A maioridade o permitiu ainda descobrir que "não estava numa viagem solitária". Histórias de homens trans serviam como espelho que refletia o lugar onde ele queria estar. João Nery, o primeiro transexual do Brasil a fazer a cirurgia de redesignação sexual, além de conterrâneos do Ceará o inspiraram a continuar.

"Essa segurança veio maior quando comecei a ter contato com pessoas que eram como eu. A própria biografia do João Nery, a convivência com o Sílvio Lúcio e o Kaio Lemos (de Pacatuba e Fortaleza, respectivamente), que são protagonistas de tantas buscas e resultados positivos", justifica Rodrigues.

Usuários

No entanto, segundo levantamento do Centro de Referência LGBT Janaína Dutra, pessoas trans (travestis, homens transexuais, mulheres transexuais e pessoas não-binárias) representam ainda um perfil identitário em maior risco e vulnerabilidade social. O público foi o principal demandante do serviço de acolhimento, perfazendo 75% dos/das usuários/as em 2018, 20% a mais em relação a 2017.

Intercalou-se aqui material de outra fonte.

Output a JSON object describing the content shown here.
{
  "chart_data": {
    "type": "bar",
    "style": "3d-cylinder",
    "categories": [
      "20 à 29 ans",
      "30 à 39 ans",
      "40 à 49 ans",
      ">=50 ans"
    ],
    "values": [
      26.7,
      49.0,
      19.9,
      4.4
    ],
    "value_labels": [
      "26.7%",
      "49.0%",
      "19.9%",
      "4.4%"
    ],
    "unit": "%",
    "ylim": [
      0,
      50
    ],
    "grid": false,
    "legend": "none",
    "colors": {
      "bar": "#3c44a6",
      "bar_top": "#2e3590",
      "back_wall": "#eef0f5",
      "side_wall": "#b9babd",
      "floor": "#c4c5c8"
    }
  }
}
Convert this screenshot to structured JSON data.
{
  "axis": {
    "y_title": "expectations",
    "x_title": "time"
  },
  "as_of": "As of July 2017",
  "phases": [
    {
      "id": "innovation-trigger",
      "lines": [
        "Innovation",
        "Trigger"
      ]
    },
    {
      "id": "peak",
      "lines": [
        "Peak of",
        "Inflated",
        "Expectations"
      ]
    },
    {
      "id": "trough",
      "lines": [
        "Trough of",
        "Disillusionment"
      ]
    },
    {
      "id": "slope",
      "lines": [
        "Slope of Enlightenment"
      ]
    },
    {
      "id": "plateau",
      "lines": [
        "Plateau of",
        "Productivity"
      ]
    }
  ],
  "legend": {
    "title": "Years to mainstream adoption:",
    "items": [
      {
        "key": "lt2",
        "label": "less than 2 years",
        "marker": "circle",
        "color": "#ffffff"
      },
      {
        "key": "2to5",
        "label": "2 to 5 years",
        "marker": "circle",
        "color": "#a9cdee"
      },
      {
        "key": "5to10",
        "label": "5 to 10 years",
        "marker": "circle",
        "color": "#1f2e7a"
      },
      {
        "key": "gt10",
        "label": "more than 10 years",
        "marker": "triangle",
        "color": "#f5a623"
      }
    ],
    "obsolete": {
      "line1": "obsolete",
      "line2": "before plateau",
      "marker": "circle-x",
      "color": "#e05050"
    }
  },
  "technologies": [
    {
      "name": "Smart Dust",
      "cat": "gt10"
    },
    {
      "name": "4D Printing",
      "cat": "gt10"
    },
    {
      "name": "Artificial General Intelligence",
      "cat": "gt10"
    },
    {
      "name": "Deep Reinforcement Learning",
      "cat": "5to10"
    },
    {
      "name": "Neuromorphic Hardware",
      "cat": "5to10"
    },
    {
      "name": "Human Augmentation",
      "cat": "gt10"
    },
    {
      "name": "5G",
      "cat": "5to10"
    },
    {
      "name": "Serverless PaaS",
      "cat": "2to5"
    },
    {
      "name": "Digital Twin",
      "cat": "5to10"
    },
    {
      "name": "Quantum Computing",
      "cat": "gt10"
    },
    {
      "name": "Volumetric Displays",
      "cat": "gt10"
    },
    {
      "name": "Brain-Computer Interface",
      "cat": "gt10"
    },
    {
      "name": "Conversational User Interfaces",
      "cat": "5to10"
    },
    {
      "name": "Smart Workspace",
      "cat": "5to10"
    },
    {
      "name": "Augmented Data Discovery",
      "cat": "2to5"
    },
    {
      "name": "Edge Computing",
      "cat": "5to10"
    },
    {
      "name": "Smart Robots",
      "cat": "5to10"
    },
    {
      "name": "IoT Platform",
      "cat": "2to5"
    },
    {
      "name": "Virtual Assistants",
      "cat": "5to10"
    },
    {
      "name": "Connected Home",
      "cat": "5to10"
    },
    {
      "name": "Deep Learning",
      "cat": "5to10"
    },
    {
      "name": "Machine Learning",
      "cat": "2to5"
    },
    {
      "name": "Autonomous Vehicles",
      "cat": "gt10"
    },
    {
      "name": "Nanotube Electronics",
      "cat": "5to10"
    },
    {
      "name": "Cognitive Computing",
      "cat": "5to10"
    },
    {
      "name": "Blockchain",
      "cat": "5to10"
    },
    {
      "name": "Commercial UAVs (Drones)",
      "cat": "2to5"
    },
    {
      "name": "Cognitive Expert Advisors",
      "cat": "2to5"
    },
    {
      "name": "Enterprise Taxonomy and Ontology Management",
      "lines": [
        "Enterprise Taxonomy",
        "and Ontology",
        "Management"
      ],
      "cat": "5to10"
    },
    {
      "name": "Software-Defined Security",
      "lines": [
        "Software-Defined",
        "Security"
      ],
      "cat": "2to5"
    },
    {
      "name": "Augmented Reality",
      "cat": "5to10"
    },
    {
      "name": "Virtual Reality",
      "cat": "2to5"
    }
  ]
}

Os dados chegam e pensamos: "onde não estamos conseguindo? A nossa responsabilidade é fazer com que eles não tenham um processo tão solitário e cheio de feridas. Que possam ser livres e vivenciar sua identidade de gênero para cada vez ir mais longe", almeja Rodrigues Cláudio Lima, ponderando ainda que na contramão do "retrocesso do país", a população transexual do Ceará "está remando contra a maré para o fortalecimento das políticas públicas, afirmativas, a identidade e o diálogo", complementa.